The seatpost continued to slip even after trying various options, I concluded that maybe the seat tube was to blame. Cutting up an old Coke can to make a sleeve for the post was the solution. Not ideal for a new bike, but it worked.
I’d put some serious miles down on the Sequoia before the Reiver and had become quite accustomed to it. It didn’t like to be hurried, but was quite happy to cruise both on and off road. Put any serious effort in and the frame would just suck up your power rather than transferring it to the wheel.
Climbs: There was a lot of these in Keilder Forest and the Sequoia doesn’t like going up them fast. Select the easiest gear and just spin for your life as everyone else just calmly passes you.
Descents: There’s even more of these and with its long wheel base providing great stability, it excelled. One section of bridleway was very rocky and steep. A lot of folks were having to jump off and walk or fix punctures. The Sequoia felt like a mountain bike on this section and absolutely flew down it.
Over the 200km, there wasn’t one problem with the bike. It was comfortable all the way round and proved totally reliable.

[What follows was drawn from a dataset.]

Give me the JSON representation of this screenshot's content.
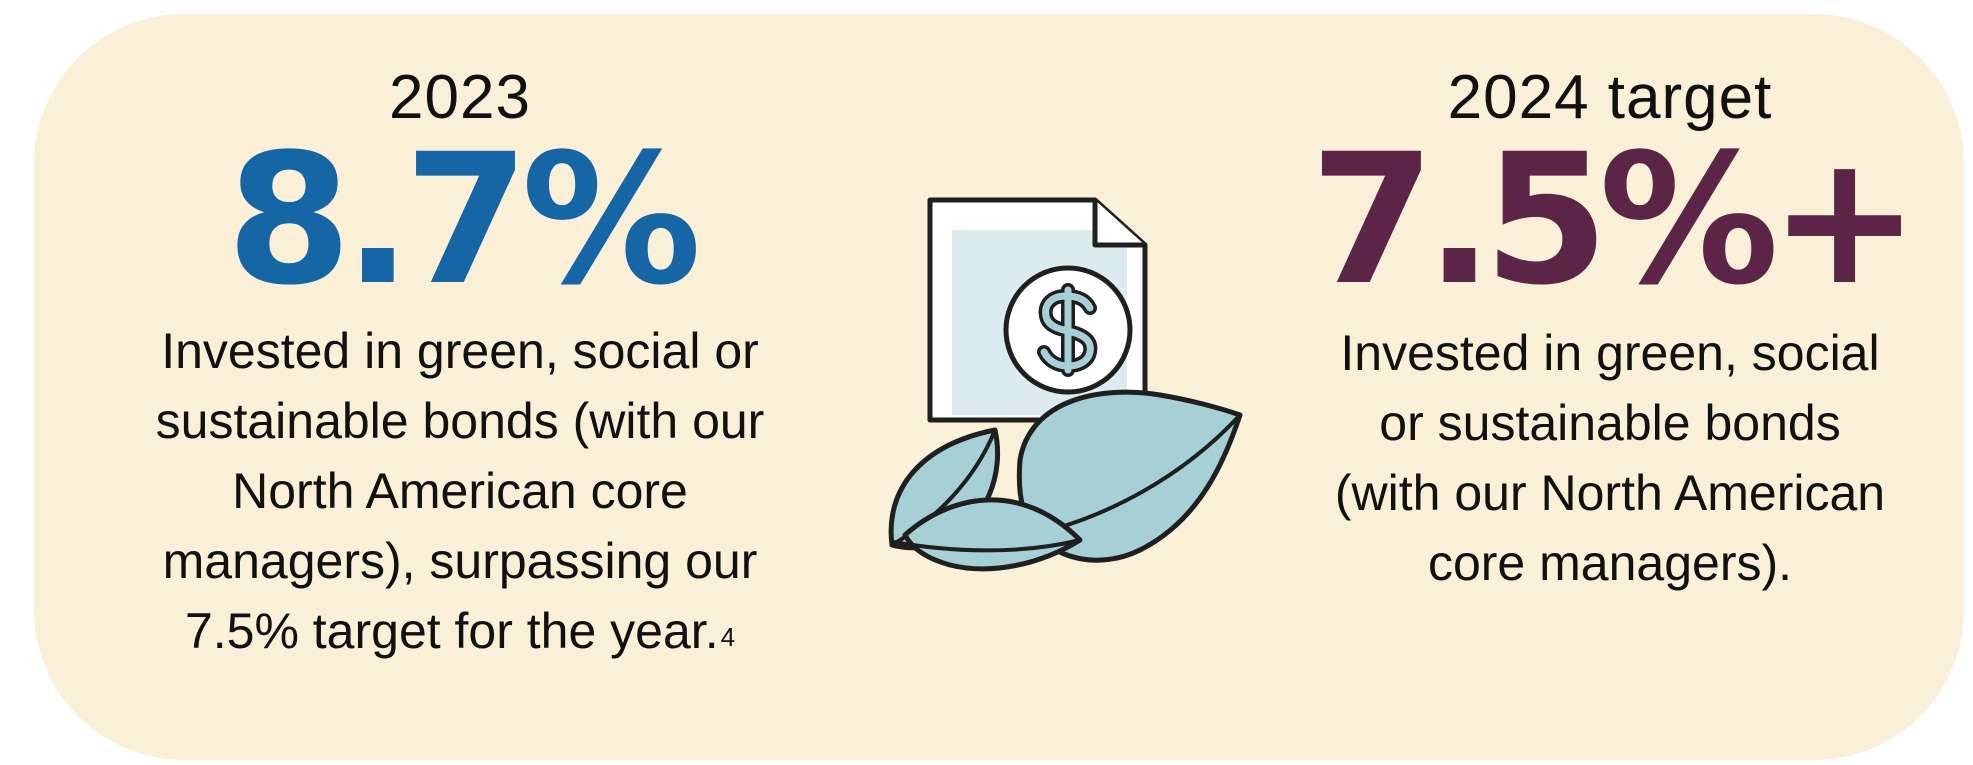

The bike was a reliable partner for the Reiver. We were never going to blast off into the distance and set any records, but we would finish the ride. And that is what the Sequoia does best; it just plods on. And on… If you wanted a bike that you could take off on a big tour somewhere with no desire to travel fast, the Sequoia would be ideal. It’s comfortable and simple to maintain (slipping seatpost and wobbly wheels aside) should you get stuck out in the wilds somewhere.
For me, the Sequoia didn’t excel at anything. It was just too heavy and didn’t have any real character. It felt more commuter than adventurer.